Above ground is a harsh, forbidding and (in summer) brutally hot desert of parched rock. The reason most tourists come here is the vistas underwater: the Sinai coast offers some of the best diving in the world.
In 1967, Israel took control over the entire peninsula. The Suez Canal, the east bank of which was now controlled by Israel, was closed. In 1979 Israel and Egypt signed a peace treaty. Israel pulled out of Sinai in several stages, ending in 1982.
The tourist cities are built around previous Israeli settlements. While the original population are bedouin, most of the staff and workers in this area come from Lower Egypt and especially the canal cities.
Tour is the regional center of Southern Sinai, which includes Dahab, Nuweiba and Sharm. Al-Arish is the regional center of less visited Northern Sinai, close to Rafah and the border to the Gaza strip.
Like in all Egypt, the language of the Sinai is the Egyptian Dialect of the Arabic language and local bedouin arabic dialects. But in tourist areas you also get through with English, and on the east coast also with Hebrew, because here many Israelis come for holidays.
No Egyptian visa is required, as special 14-day Sinai permits are granted on arrival at the Taba border, Taba Airport and Sharm el-Sheikh's airport. Note that this permit allows travel only on the eastern Sinai coast and the Mount Sinai with St. Catherine's monastery.

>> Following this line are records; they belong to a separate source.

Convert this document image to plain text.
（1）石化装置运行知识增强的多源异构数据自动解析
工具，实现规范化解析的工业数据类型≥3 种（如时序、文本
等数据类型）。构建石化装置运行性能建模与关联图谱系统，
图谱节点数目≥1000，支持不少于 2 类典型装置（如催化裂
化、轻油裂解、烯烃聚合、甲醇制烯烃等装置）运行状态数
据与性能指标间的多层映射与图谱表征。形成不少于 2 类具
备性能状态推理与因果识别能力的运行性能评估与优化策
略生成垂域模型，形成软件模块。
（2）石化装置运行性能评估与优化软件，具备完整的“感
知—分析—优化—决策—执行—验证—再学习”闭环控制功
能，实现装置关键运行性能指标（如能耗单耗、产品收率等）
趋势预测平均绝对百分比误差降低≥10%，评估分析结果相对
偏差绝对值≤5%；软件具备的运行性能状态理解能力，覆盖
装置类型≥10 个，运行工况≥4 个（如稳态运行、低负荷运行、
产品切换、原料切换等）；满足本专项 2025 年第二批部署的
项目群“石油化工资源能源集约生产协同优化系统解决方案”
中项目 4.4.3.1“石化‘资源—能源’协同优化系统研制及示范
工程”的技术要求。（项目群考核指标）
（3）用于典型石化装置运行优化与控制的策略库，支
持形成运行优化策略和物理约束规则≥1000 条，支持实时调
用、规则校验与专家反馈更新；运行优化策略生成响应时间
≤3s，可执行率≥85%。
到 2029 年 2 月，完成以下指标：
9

Two ferries run between Nuweiba and Aqaba, Jordan. One is a standard speed ferry, the other a so-called high-speed ferry. For travelers interested in bypassing Israel by crossing the Gulf of Aqaba from Egypt to Jordan directly, these ferries offer some degree of convenience. Patronized mainly by Arab nationals prohibited from entering Israel, the ferries will save other travelers little time and hassle over the land route from Taba through Eilat to Aqaba.
Regular ferry: US$35, plus 50 EGP or 5 JD departure tax.

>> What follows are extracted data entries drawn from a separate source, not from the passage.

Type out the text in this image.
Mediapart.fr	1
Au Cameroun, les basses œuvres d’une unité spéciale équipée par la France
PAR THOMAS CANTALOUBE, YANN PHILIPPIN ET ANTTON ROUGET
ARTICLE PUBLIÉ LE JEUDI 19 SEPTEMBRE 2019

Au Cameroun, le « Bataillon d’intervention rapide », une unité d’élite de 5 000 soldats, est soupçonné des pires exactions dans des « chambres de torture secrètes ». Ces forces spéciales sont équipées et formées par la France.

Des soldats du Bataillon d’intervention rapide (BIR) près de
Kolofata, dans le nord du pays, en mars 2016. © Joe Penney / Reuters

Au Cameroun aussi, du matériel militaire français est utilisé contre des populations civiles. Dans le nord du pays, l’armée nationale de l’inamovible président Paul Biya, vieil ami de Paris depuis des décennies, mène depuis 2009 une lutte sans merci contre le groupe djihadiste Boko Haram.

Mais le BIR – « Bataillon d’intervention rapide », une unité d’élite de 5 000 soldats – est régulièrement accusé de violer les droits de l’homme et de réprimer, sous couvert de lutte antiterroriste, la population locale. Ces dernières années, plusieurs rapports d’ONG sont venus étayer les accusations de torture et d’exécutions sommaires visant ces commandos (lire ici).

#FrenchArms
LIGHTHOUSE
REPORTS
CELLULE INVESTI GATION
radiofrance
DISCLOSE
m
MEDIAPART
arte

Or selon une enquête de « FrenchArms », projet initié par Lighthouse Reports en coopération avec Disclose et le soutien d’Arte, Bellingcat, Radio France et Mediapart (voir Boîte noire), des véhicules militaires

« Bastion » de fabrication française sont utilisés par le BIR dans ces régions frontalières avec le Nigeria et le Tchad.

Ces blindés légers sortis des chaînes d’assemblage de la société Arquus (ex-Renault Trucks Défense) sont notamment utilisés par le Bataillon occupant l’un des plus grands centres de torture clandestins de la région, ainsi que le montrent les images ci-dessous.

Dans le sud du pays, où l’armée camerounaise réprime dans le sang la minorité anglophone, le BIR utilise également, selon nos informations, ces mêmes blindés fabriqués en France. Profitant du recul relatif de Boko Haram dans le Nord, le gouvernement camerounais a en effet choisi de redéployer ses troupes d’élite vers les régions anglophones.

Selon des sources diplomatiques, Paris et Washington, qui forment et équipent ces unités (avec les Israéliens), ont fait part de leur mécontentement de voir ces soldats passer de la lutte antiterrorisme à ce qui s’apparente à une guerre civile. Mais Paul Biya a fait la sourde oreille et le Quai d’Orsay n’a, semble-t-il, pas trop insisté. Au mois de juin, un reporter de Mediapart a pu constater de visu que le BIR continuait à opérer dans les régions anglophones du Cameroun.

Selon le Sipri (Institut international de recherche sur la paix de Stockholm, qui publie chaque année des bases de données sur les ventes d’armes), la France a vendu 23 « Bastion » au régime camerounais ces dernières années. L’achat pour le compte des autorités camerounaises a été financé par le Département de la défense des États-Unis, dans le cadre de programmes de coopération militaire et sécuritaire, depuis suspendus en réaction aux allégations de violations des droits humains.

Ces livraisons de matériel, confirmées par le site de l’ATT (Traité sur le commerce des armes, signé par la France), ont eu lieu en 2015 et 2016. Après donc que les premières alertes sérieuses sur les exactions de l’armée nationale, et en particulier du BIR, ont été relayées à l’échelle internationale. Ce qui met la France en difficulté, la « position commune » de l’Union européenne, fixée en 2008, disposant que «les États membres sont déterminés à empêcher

High-speed ferry: US$50, plus 50 EGP or 5 JD departure tax. Though its marketing materials say, "On time departure, first class service," that is not quite true of the high-speed ferry, named the Princess. The boat departs daily from Nuweiba at 3PM, or so its schedule says. However, the consensus among regular travelers is that the real time of departure is more like 5PM. (Schedule of Aqaba to Nuweiba trips unknown.) For trips departing Egypt, passengers must arrive at the station in Nuweiba and purchase tickets by 1PM. AB Maritime, the company that owns the Princess, does not offer any baggage handling service; indeed, luggage must be stacked against the walls of the vast cargo hold beneath the passenger deck, and cannot be taken as "carry on." And, non-sensically, dirty crowded buses transport passengers from the customs terminals in both Nuweiba and Aqaba to the boat, meaning an extra busride on each end of the trip adds time to the schedule.
Whether you're going from the airport to your hotel, traveling from beach resort to beach resort, trekking up to St. Katherine's Monastery and Mount Sinai, or heading to Nuweiba to catch the ferry to Aqaba, Jordan, the trick to getting around in Sinai is to coordinate all ground transport through your hotel.

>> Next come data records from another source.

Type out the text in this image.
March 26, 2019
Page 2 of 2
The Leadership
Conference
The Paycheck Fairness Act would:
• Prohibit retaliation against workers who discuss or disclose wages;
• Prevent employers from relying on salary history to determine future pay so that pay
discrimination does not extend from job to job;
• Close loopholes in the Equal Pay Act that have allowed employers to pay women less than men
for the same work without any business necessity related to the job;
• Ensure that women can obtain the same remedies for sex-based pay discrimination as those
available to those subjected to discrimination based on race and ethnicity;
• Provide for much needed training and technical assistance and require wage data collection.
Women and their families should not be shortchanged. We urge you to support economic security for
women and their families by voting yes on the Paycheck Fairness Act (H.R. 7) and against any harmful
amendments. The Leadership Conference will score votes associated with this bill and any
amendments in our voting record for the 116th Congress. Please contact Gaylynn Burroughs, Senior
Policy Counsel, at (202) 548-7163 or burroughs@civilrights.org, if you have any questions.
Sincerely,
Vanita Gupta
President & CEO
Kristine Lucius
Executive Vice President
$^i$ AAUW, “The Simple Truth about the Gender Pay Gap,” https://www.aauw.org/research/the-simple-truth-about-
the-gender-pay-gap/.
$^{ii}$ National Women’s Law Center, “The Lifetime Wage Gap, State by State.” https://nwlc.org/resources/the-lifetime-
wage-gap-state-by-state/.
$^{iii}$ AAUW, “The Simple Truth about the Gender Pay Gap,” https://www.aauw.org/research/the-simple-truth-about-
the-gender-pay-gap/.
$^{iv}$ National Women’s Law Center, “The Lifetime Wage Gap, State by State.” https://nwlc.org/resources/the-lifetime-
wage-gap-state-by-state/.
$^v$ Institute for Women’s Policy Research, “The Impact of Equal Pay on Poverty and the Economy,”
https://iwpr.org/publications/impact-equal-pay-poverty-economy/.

If you're on any kind of reasonable budget, avoid at all costs the local taxis, whose prices are higher than Cairo taxis by a factor of around 10.
Inexpensive minibuses travel on regular scheduled throughout the peninsula. The key to utilizing them is to do it through your hotel. Ask your hotel to coordinate your timetable, pick-up, and pricing. The exceptions to this hotel rule are minibuses traveling to and from Cairo, which leave all day, as soon as they are full of passengers, from Sharm el-Sheikh and Dahab. In Sharm el-Sheikh, you can find these minibuses at the west end of the taxi parking lot in front of the strip mall in the center of town.
Regular cheap full-sized coaches depart daily for points throughout the peninsula from bus stations in Sharm el-Sheikh and Dahab. Be sure to check schedules at the bus station, however, because the times are always changing and even hotels can get them wrong. In Sharm el-Sheikh, the East Delta bus station lies about 2km outside of town on the road toward the airport and Dahab. As of Feb 2007, buses from Sharm el-Sheikh to Dahab and Nuweiba ran daily only at 9:00 AM and 2:30 PM.